The changing seasons herald steaming bowls of Chili. The instable weather of the coming Spring and of Autumn’s end are the times to sit down to this gut-warming classic of Capsicum hot peppers.
I love coffee, I love tea
I love the java jive and it loves me
Coffee and tea and the java and me
A cup, a cup, a cup, a cup, a cup
Boston bean (soy beans)
Green bean (cabbage and greens)
I’m not keen about a bean
Unless it is a chili chili bean (boy!)
– “Java Jive”
During the Great Depression of the 1930s, Chili became a life-saving meal for many because it could be made cheaply for hordes of hungry people. This stick-to-the-ribs dish was often served along with a cup of Joe, as this song from that era reflects. Chili, though, is a dish much older than the Great Depression.
In fact, two huge questions loom about Chili: What is it and what are its origins?

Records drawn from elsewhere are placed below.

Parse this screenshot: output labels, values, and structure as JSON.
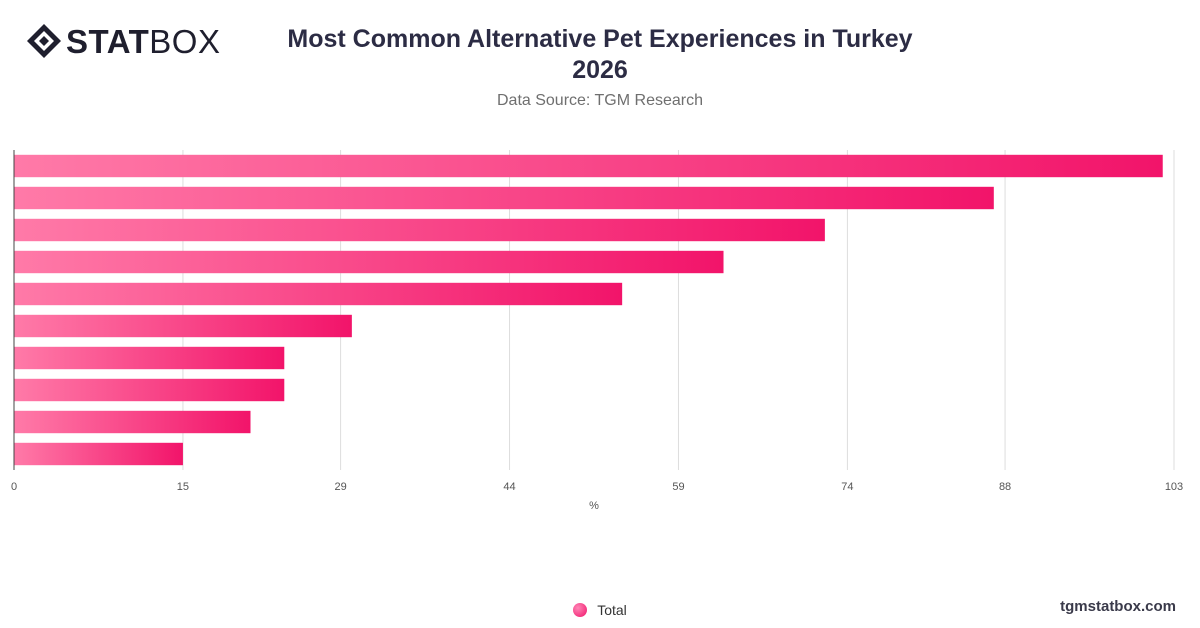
{
  "brand": {
    "logo_bold": "STAT",
    "logo_light": "BOX",
    "website": "tgmstatbox.com"
  },
  "header": {
    "title_line1": "Most Common Alternative Pet Experiences in Turkey",
    "title_line2": "2026",
    "subtitle": "Data Source: TGM Research"
  },
  "colors": {
    "bar_start": "#ff7aa8",
    "bar_end": "#f2146a",
    "grid": "#dddddd",
    "axis": "#444444"
  },
  "chart_data": {
    "type": "bar",
    "orientation": "horizontal",
    "title": "Most Common Alternative Pet Experiences in Turkey 2026",
    "subtitle": "Data Source: TGM Research",
    "xlabel": "%",
    "ylabel": "",
    "category_labels_visible": false,
    "xlim": [
      0,
      103
    ],
    "xticks": [
      0,
      15,
      29,
      44,
      59,
      74,
      88,
      103
    ],
    "grid": true,
    "legend_position": "bottom",
    "series": [
      {
        "name": "Total",
        "values": [
          102,
          87,
          72,
          63,
          54,
          30,
          24,
          24,
          21,
          15
        ]
      }
    ]
  },
  "legend": {
    "items": [
      "Total"
    ]
  }
}
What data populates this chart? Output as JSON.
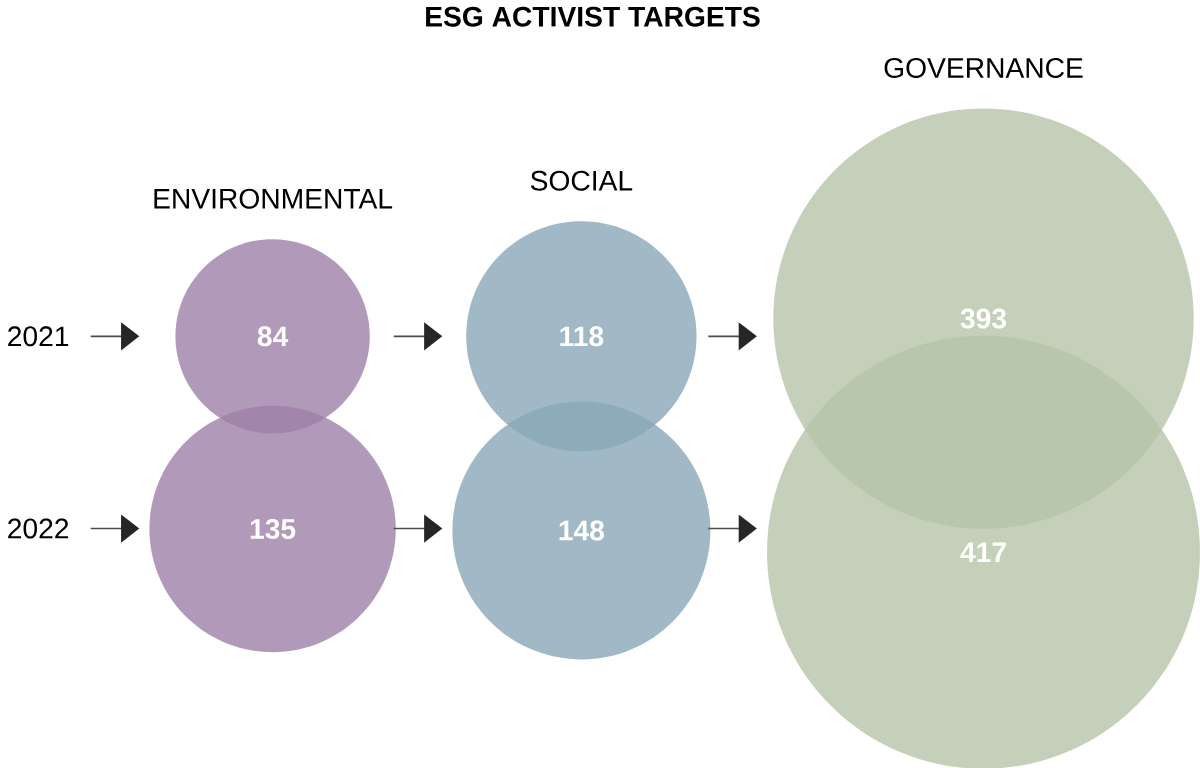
{
  "chart_data": {
    "type": "other",
    "title": "ESG ACTIVIST TARGETS",
    "categories": [
      "2021",
      "2022"
    ],
    "series": [
      {
        "name": "ENVIRONMENTAL",
        "color": "#9d7fa7",
        "values": [
          84,
          135
        ]
      },
      {
        "name": "SOCIAL",
        "color": "#8aa8b8",
        "values": [
          118,
          148
        ]
      },
      {
        "name": "GOVERNANCE",
        "color": "#b5c4a8",
        "values": [
          393,
          417
        ]
      }
    ],
    "data_labels": true
  }
}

For most United Statiens, Chili is a spicy stew of red kidney beans, ground beef, tomatoes and lots of hot chili with other spices with its roots in Texas and the US Southwest – all formerly part of the Mexico.
The International Chili Society response to the query seems to support this. It states, “The mixture of meat, beans, peppers, and herbs was known to the Incas, Aztecs, and Mayan Indians long before Columbus and the conquistadores.”
And indeed, in ole Mexico, you will find beans spiced with lots of Capsicum and some pork fat back thrown in. But if you ask a Mexican about what United Statiens call Chili, you’ll most likely get a blank stare and a fierce denial that the dish has its roots south of the Río Bravo.
North of that river (called the Rio Grande by those Anglos on the other side), Texas claims Chili as its official state dish. According to legend, this Tex-Mex standard was born on the broad Texas plains during cattle drives. It was a dish easy to throw together over the evening campfire. And ask any down-home Texan, and you’ll get the emphatic answer that chili is ONLY meat and hot chili peppers – no beans and no tomatoes.
No matter – here’s my recipe, ideal for the hostel kitchen or on your camp stove. I’m a devoted chili bean aficionada, which makes this dish perfect for vegans, vegetarians – and yes, even carnivores!
Estimated cooking time: 20-30 minutes
For: Vegans, Vegetarians, Carnivores
2 tablespoons of oil
1 pound / ½ kilogram of beef (ground, or cut into 1/2 –inch / 1.5-centimeter chunks) – optional
1 large onion, diced
1 large green pepper, diced
2-3 cloves of garlic, finely minced
3 large tomatoes, diced
1 teaspoon salt
1 can of red or kidney beans
2-3 tablespoons chili powder and/or 1 hot pepper, minced
Heat the oil in a 3-liter pot. Add onion (and beef) and sauté until golden. Add the green pepper and garlic, sautéing until soft. If using fresh chili pepper, toss in and sauté until the aroma rises. Add the tomatoes and salt; sauté until tomatoes begin to juice.
Throw in the can of beans plus one can of water, and the chili powder. Mix well. Turn down the heat and allow the flavors to merge, about 15 to 20 minutes, stirring occasionally.
Serve hot with crackers crumbled in or with cornbread.
- In Mexico and Central America, the chili pepper is properly called chile (pronounced chee-lay). In South America, it is called ají (pronounced ah-hee).
- Chili powder can be difficult to find in some Latin American countries. When you find it, stock up! Note: Avoid ají para seco in Ecuador; this is primarily a coloring for food and has no kick.
- For extra seasonings, you may also add cumin (comino) or oregano (oregano).
- Vegetarians can add gluten, soy or other vegetable protein if they like.
- Some folk like to toss in diced carrot, zucchini, corn or other vegetables.
And for something different ….
- For a one-pot meal: After about 10 minutes, layer the top with cornbread batter. Cook covered for 15 minutes more, until the cornbread springs back when lightly touched. Do not stir the chili!
- You can also mix in ½ cup of quinoa with the beans. Increase water to 2 ½ cans.